—Estoy harto de sacarte las castañas del fuego —dijo el padre con voz firme y fría—. ¿Hasta cuándo? Te has vuelto un consentido.
El hijo, vestido con un traje caro, reloj de marca y perfume de lujo, estaba tumbado en el sillón, sin levantar la vista del móvil.
—Venga, papá, no exageres. Al fin y al cabo soy tu hijo. Tú siempre has solucionado todo.
El padre se acercó lentamente.
—Exacto. Siempre. Pero ya basta. O cambias, o lo pierdes todo.
El hijo soltó una risa burlona.
—Otra vez con el mismo rollo.
—No es un rollo —respondió el padre con calma—. Es una condición. Te casas con una chica normal, sin dinero, sin influencias, de pueblo. Nada de modelos ni niñas bien. O dejas de ser mi heredero.
La sonrisa del hijo se desvaneció al instante.
—¿Estás de broma?
—No. Y si crees que es temporal, te equivocas.
Una semana después, el hijo lo había perdido todo: tarjetas bloqueadas, coche incautado, hasta el teléfono. Lo llevaron a un pueblo perdido en la sierra y le presentaron a una lechera, sencilla, sin maquillaje, vestida con un delantal. El padre estaba seguro: aguantaría dos días como mucho y volvería suplicando, humillado.

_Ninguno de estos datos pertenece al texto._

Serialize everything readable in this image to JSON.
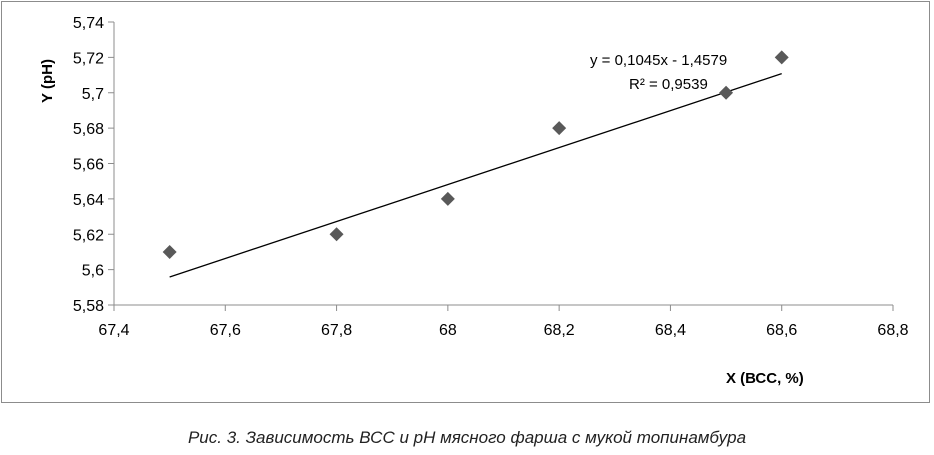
{
  "chart_data": {
    "type": "scatter",
    "xlabel": "X  (ВСС, %)",
    "ylabel": "Y  (pH)",
    "xlim": [
      67.4,
      68.8
    ],
    "ylim": [
      5.58,
      5.74
    ],
    "x_ticks": [
      "67,4",
      "67,6",
      "67,8",
      "68",
      "68,2",
      "68,4",
      "68,6",
      "68,8"
    ],
    "y_ticks": [
      "5,58",
      "5,6",
      "5,62",
      "5,64",
      "5,66",
      "5,68",
      "5,7",
      "5,72",
      "5,74"
    ],
    "grid": false,
    "marker_color": "#595959",
    "series": [
      {
        "x": [
          67.5,
          67.8,
          68.0,
          68.2,
          68.5,
          68.6
        ],
        "y": [
          5.61,
          5.62,
          5.64,
          5.68,
          5.7,
          5.72
        ]
      }
    ],
    "trendline": {
      "type": "linear",
      "slope": 0.1045,
      "intercept": -1.4579,
      "x_range": [
        67.5,
        68.6
      ],
      "equation_label": "y = 0,1045x - 1,4579",
      "r2_label": "R² = 0,9539"
    }
  },
  "caption": "Рис. 3. Зависимость ВСС и pH мясного фарша с мукой топинамбура"
}
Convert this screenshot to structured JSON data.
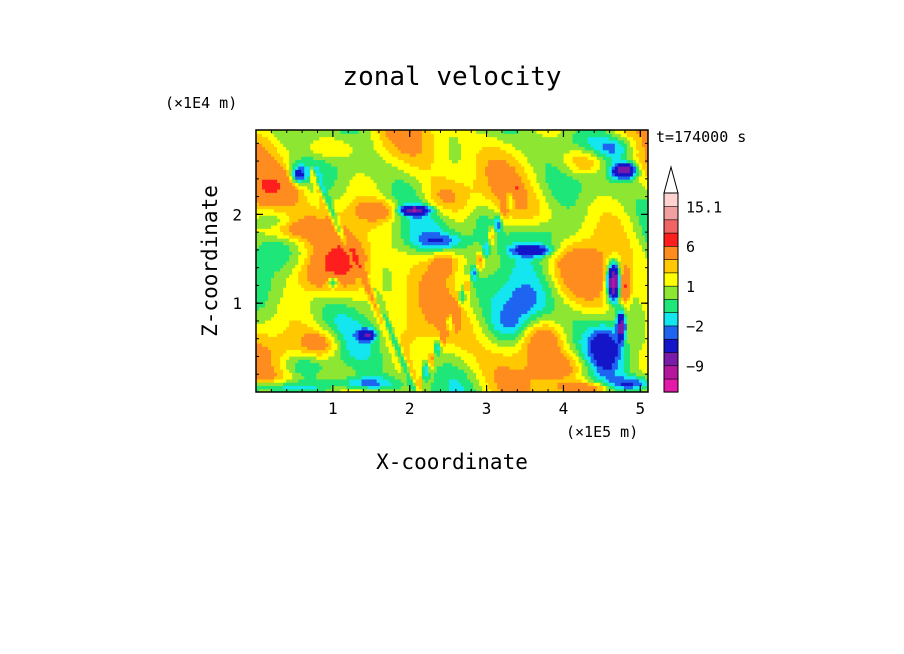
{
  "chart_data": {
    "type": "heatmap",
    "title": "zonal velocity",
    "xlabel": "X-coordinate",
    "ylabel": "Z-coordinate",
    "x_unit": "(×1E5 m)",
    "y_unit": "(×1E4 m)",
    "time_label": "t=174000 s",
    "xlim": [
      0,
      5.1
    ],
    "ylim": [
      0,
      2.95
    ],
    "x_ticks": [
      {
        "value": 1,
        "label": "1"
      },
      {
        "value": 2,
        "label": "2"
      },
      {
        "value": 3,
        "label": "3"
      },
      {
        "value": 4,
        "label": "4"
      },
      {
        "value": 5,
        "label": "5"
      }
    ],
    "y_ticks": [
      {
        "value": 1,
        "label": "1"
      },
      {
        "value": 2,
        "label": "2"
      }
    ],
    "colorbar": {
      "bins": [
        {
          "lo": -15,
          "hi": -12,
          "color": "#e41aa8"
        },
        {
          "lo": -12,
          "hi": -9,
          "color": "#b4169e"
        },
        {
          "lo": -9,
          "hi": -6,
          "color": "#7a1aa8"
        },
        {
          "lo": -6,
          "hi": -3,
          "color": "#1414c8"
        },
        {
          "lo": -3,
          "hi": -2,
          "color": "#1e64f0"
        },
        {
          "lo": -2,
          "hi": -1,
          "color": "#14e6f0"
        },
        {
          "lo": -1,
          "hi": 0,
          "color": "#1ee678"
        },
        {
          "lo": 0,
          "hi": 1,
          "color": "#8ce632"
        },
        {
          "lo": 1,
          "hi": 2,
          "color": "#ffff00"
        },
        {
          "lo": 2,
          "hi": 3,
          "color": "#ffc800"
        },
        {
          "lo": 3,
          "hi": 6,
          "color": "#ff8c1e"
        },
        {
          "lo": 6,
          "hi": 9,
          "color": "#ff1e1e"
        },
        {
          "lo": 9,
          "hi": 12,
          "color": "#f06464"
        },
        {
          "lo": 12,
          "hi": 15.1,
          "color": "#f0a0a0"
        },
        {
          "lo": 15.1,
          "hi": 18,
          "color": "#ffd2d2"
        }
      ],
      "labels": [
        {
          "value": 15.1,
          "label": "15.1"
        },
        {
          "value": 6,
          "label": "6"
        },
        {
          "value": 1,
          "label": "1"
        },
        {
          "value": -2,
          "label": "−2"
        },
        {
          "value": -9,
          "label": "−9"
        }
      ],
      "range": [
        -15,
        18
      ],
      "extend": "max"
    },
    "features": [
      {
        "x": 0.2,
        "z": 2.3,
        "sx": 0.35,
        "sz": 0.2,
        "amp": 3.5
      },
      {
        "x": 0.4,
        "z": 1.85,
        "sx": 0.35,
        "sz": 0.12,
        "amp": 3.5
      },
      {
        "x": 0.8,
        "z": 1.3,
        "sx": 0.35,
        "sz": 0.2,
        "amp": 3.0
      },
      {
        "x": 0.9,
        "z": 2.75,
        "sx": 0.4,
        "sz": 0.15,
        "amp": 2.5
      },
      {
        "x": 1.15,
        "z": 1.5,
        "sx": 0.25,
        "sz": 0.18,
        "amp": 4.0
      },
      {
        "x": 0.85,
        "z": 0.55,
        "sx": 0.25,
        "sz": 0.15,
        "amp": 3.0
      },
      {
        "x": 0.6,
        "z": 0.3,
        "sx": 0.35,
        "sz": 0.15,
        "amp": -2.5
      },
      {
        "x": 1.6,
        "z": 2.05,
        "sx": 0.3,
        "sz": 0.12,
        "amp": 3.0
      },
      {
        "x": 2.4,
        "z": 2.2,
        "sx": 0.3,
        "sz": 0.2,
        "amp": 2.5
      },
      {
        "x": 2.45,
        "z": 1.45,
        "sx": 0.2,
        "sz": 0.15,
        "amp": 3.5
      },
      {
        "x": 2.95,
        "z": 1.9,
        "sx": 0.25,
        "sz": 0.25,
        "amp": -2.5
      },
      {
        "x": 3.5,
        "z": 1.0,
        "sx": 0.3,
        "sz": 0.25,
        "amp": -2.5
      },
      {
        "x": 3.3,
        "z": 0.75,
        "sx": 0.25,
        "sz": 0.2,
        "amp": -2.0
      },
      {
        "x": 3.75,
        "z": 0.6,
        "sx": 0.25,
        "sz": 0.18,
        "amp": 2.5
      },
      {
        "x": 4.2,
        "z": 1.3,
        "sx": 0.4,
        "sz": 0.3,
        "amp": 1.5
      },
      {
        "x": 4.3,
        "z": 2.6,
        "sx": 0.3,
        "sz": 0.15,
        "amp": 3.5
      },
      {
        "x": 4.55,
        "z": 0.5,
        "sx": 0.2,
        "sz": 0.25,
        "amp": -4.0
      },
      {
        "x": 4.65,
        "z": 1.25,
        "sx": 0.08,
        "sz": 0.2,
        "amp": -12.0
      },
      {
        "x": 4.8,
        "z": 1.2,
        "sx": 0.07,
        "sz": 0.18,
        "amp": 5.0
      },
      {
        "x": 4.75,
        "z": 0.75,
        "sx": 0.05,
        "sz": 0.15,
        "amp": -8.0
      },
      {
        "x": 4.8,
        "z": 2.5,
        "sx": 0.15,
        "sz": 0.08,
        "amp": -9.0
      },
      {
        "x": 4.7,
        "z": 2.75,
        "sx": 0.3,
        "sz": 0.15,
        "amp": -3.0
      },
      {
        "x": 2.05,
        "z": 2.05,
        "sx": 0.18,
        "sz": 0.05,
        "amp": -8.0
      },
      {
        "x": 2.4,
        "z": 1.7,
        "sx": 0.4,
        "sz": 0.1,
        "amp": -2.5
      },
      {
        "x": 3.6,
        "z": 1.6,
        "sx": 0.25,
        "sz": 0.06,
        "amp": -5.0
      },
      {
        "x": 3.8,
        "z": 1.75,
        "sx": 0.4,
        "sz": 0.2,
        "amp": -2.5
      },
      {
        "x": 4.0,
        "z": 0.3,
        "sx": 0.35,
        "sz": 0.15,
        "amp": 2.0
      },
      {
        "x": 4.3,
        "z": 0.05,
        "sx": 0.3,
        "sz": 0.06,
        "amp": 4.0
      },
      {
        "x": 0.3,
        "z": 0.05,
        "sx": 0.5,
        "sz": 0.08,
        "amp": -4.0
      },
      {
        "x": 1.4,
        "z": 0.1,
        "sx": 0.4,
        "sz": 0.08,
        "amp": -3.5
      },
      {
        "x": 4.9,
        "z": 0.1,
        "sx": 0.3,
        "sz": 0.08,
        "amp": -3.5
      },
      {
        "x": 1.45,
        "z": 0.65,
        "sx": 0.1,
        "sz": 0.06,
        "amp": -6.0
      },
      {
        "x": 1.0,
        "z": 1.25,
        "sx": 0.08,
        "sz": 0.06,
        "amp": -5.0
      },
      {
        "x": 0.55,
        "z": 2.45,
        "sx": 0.1,
        "sz": 0.1,
        "amp": -5.0
      },
      {
        "x": 0.3,
        "z": 1.9,
        "sx": 0.3,
        "sz": 0.1,
        "amp": -2.0
      }
    ]
  }
}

Pero tres meses más tarde, cuando el padre fue a buscarlo, se llevó una sorpresa que lo dejó de piedra. 😱
Pasaron esos tres meses.
El padre fue al pueblo para acabar con el asunto. Esperaba encontrar a su hijo convertido en un infeliz, sucio y resentido.
Pero no.
Lo encontró en el corral, con ropa humilde, las manos manchadas de barro… y riendo. A su lado, su esposa, aquella “chica fea de pueblo”, sostenía un cubo de pienso mientras él ayudaba a dar de comer a los cerdos. Sin asco. Sin rechistar.

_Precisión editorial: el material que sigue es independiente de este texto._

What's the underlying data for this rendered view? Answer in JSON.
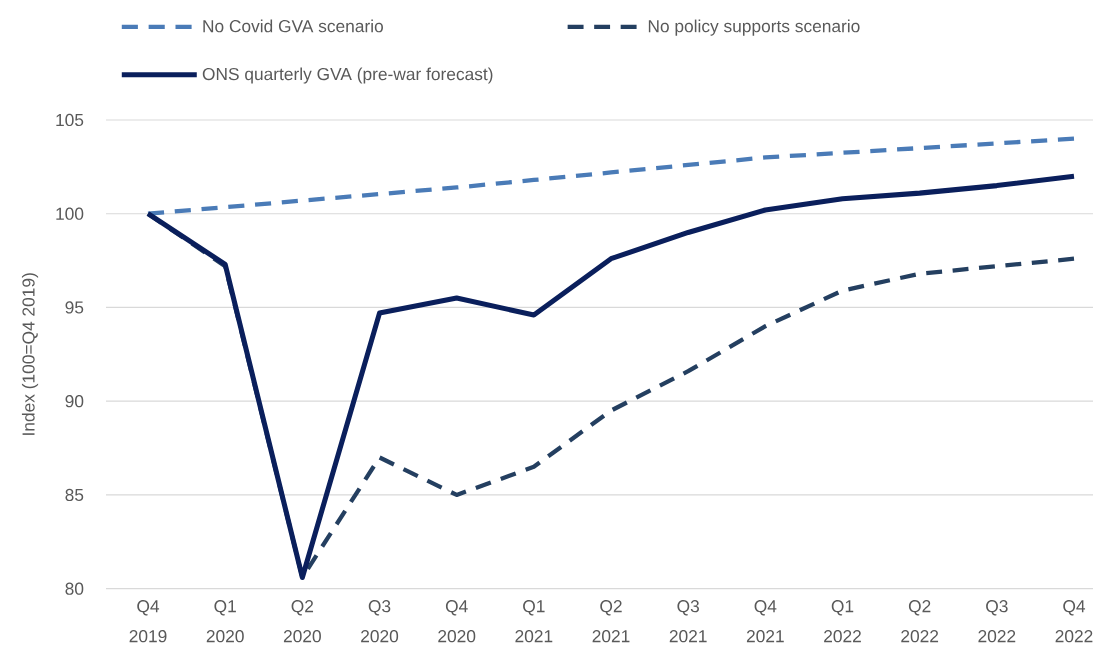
{
  "chart_data": {
    "type": "line",
    "categories": [
      "Q4 2019",
      "Q1 2020",
      "Q2 2020",
      "Q3 2020",
      "Q4 2020",
      "Q1 2021",
      "Q2 2021",
      "Q3 2021",
      "Q4 2021",
      "Q1 2022",
      "Q2 2022",
      "Q3 2022",
      "Q4 2022"
    ],
    "series": [
      {
        "name": "No Covid GVA scenario",
        "color": "#4a7bb7",
        "line_style": "dashed",
        "values": [
          100,
          100.35,
          100.7,
          101.05,
          101.4,
          101.8,
          102.2,
          102.6,
          103.0,
          103.25,
          103.5,
          103.75,
          104.0
        ]
      },
      {
        "name": "No policy supports scenario",
        "color": "#243f60",
        "line_style": "dashed",
        "values": [
          100,
          97.2,
          80.6,
          87.0,
          85.0,
          86.5,
          89.5,
          91.6,
          94.0,
          95.9,
          96.8,
          97.2,
          97.6
        ]
      },
      {
        "name": "ONS quarterly GVA (pre-war forecast)",
        "color": "#0a1f5c",
        "line_style": "solid",
        "values": [
          100,
          97.3,
          80.6,
          94.7,
          95.5,
          94.6,
          97.6,
          99.0,
          100.2,
          100.8,
          101.1,
          101.5,
          102.0
        ]
      }
    ],
    "ylabel": "Index (100=Q4 2019)",
    "ylim": [
      80,
      105
    ],
    "yticks": [
      80,
      85,
      90,
      95,
      100,
      105
    ],
    "grid": "y",
    "legend": "top"
  }
}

Cuando el hijo vio a su padre, no se avergonzó. No pidió dinero. No habló de volver.
Solo dijo:
—Papá, te presento a mi mujer. Esperamos un hijo.
El padre se quedó mudo.
El niño mimado que odiaba el olor a campo y menospreciaba la vida sencilla ya no estaba allí. En su lugar, había un hombre sereno, feliz.
—No quiero volver a la vida de antes —susurró el hijo—. Aquí, por primera vez, siento que vivo de verdad.
Y entonces, el padre entendió: quiso castigar a su hijo… y sin querer, le había regalado la felicidad.